You could walk down Mulberry Lane in Donnybrook a hundred times and miss it. That is, in part, the point. Mulberry Garden sits in the grounds of a cottage built in 1911, wrapped around a walled herb garden and patio that feels more like a private residence than a restaurant. Since it opened in 2011, it has operated on a philosophy of deliberate restraint — small covers, limited opening hours, seasonal menus that change weekly, and the kind of seclusion that makes the city beyond its walls feel genuinely remote.
The kitchen sources directly from Irish farmers, fishermen, and artisan producers, and the menu that arrives on the table each Wednesday to Saturday reflects what those relationships have yielded that week. There is no permanent menu and no set of signature dishes to be maintained. What there is, consistently, is a three-course set menu of precise, produce-driven modern Irish cooking — the kind that treats a Wicklow lamb loin or a Dingle Bay crab with the same care that a more celebrated kitchen might devote to its tasting sequences. Desserts tend toward classical Irish dairy and fruit preparations given contemporary precision. The wine list is selective and genuine, built around European producers whose work complements rather than competes with the food.

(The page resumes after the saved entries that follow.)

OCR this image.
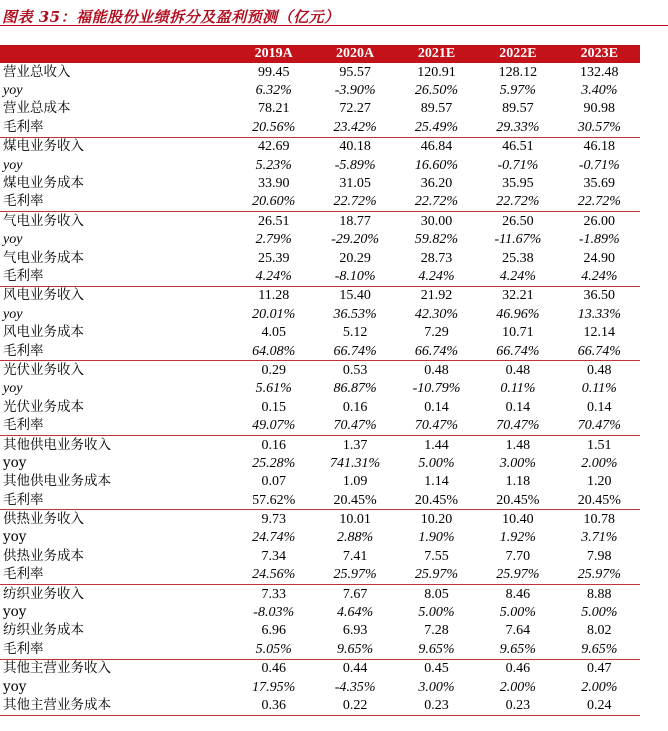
图表 35：福能股份业绩拆分及盈利预测（亿元）
	2019A	2020A	2021E	2022E	2023E
营业总收入	99.45	95.57	120.91	128.12	132.48
yoy	6.32%	-3.90%	26.50%	5.97%	3.40%
营业总成本	78.21	72.27	89.57	89.57	90.98
毛利率	20.56%	23.42%	25.49%	29.33%	30.57%
煤电业务收入	42.69	40.18	46.84	46.51	46.18
yoy	5.23%	-5.89%	16.60%	-0.71%	-0.71%
煤电业务成本	33.90	31.05	36.20	35.95	35.69
毛利率	20.60%	22.72%	22.72%	22.72%	22.72%
气电业务收入	26.51	18.77	30.00	26.50	26.00
yoy	2.79%	-29.20%	59.82%	-11.67%	-1.89%
气电业务成本	25.39	20.29	28.73	25.38	24.90
毛利率	4.24%	-8.10%	4.24%	4.24%	4.24%
风电业务收入	11.28	15.40	21.92	32.21	36.50
yoy	20.01%	36.53%	42.30%	46.96%	13.33%
风电业务成本	4.05	5.12	7.29	10.71	12.14
毛利率	64.08%	66.74%	66.74%	66.74%	66.74%
光伏业务收入	0.29	0.53	0.48	0.48	0.48
yoy	5.61%	86.87%	-10.79%	0.11%	0.11%
光伏业务成本	0.15	0.16	0.14	0.14	0.14
毛利率	49.07%	70.47%	70.47%	70.47%	70.47%
其他供电业务收入	0.16	1.37	1.44	1.48	1.51
yoy	25.28%	741.31%	5.00%	3.00%	2.00%
其他供电业务成本	0.07	1.09	1.14	1.18	1.20
毛利率	57.62%	20.45%	20.45%	20.45%	20.45%
供热业务收入	9.73	10.01	10.20	10.40	10.78
yoy	24.74%	2.88%	1.90%	1.92%	3.71%
供热业务成本	7.34	7.41	7.55	7.70	7.98
毛利率	24.56%	25.97%	25.97%	25.97%	25.97%
纺织业务收入	7.33	7.67	8.05	8.46	8.88
yoy	-8.03%	4.64%	5.00%	5.00%	5.00%
纺织业务成本	6.96	6.93	7.28	7.64	8.02
毛利率	5.05%	9.65%	9.65%	9.65%	9.65%
其他主营业务收入	0.46	0.44	0.45	0.46	0.47
yoy	17.95%	-4.35%	3.00%	2.00%	2.00%
其他主营业务成本	0.36	0.22	0.23	0.23	0.24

The garden terrace, heated for Irish evenings, is the restaurant's great asset. Dining outside within a walled enclosure, surrounded by herbs and the sounds of a working kitchen nearby, produces the particular kind of tranquillity that city restaurants almost never achieve — the feeling of being simultaneously urban and removed. Inside, the room is intimate and beautiful in a way that requires no particular occasion to justify: it simply makes people feel they have arrived somewhere that was expecting them.
Mulberry Garden opens Wednesday to Saturday evenings only, with a maximum capacity of seventy. The restaurant can be reserved exclusively for private events — weddings, intimate celebrations, corporate dinners — any day of the week. For those who discover it without prior knowledge, the experience tends to feel like finding something that was never meant to be a secret but has somehow remained one.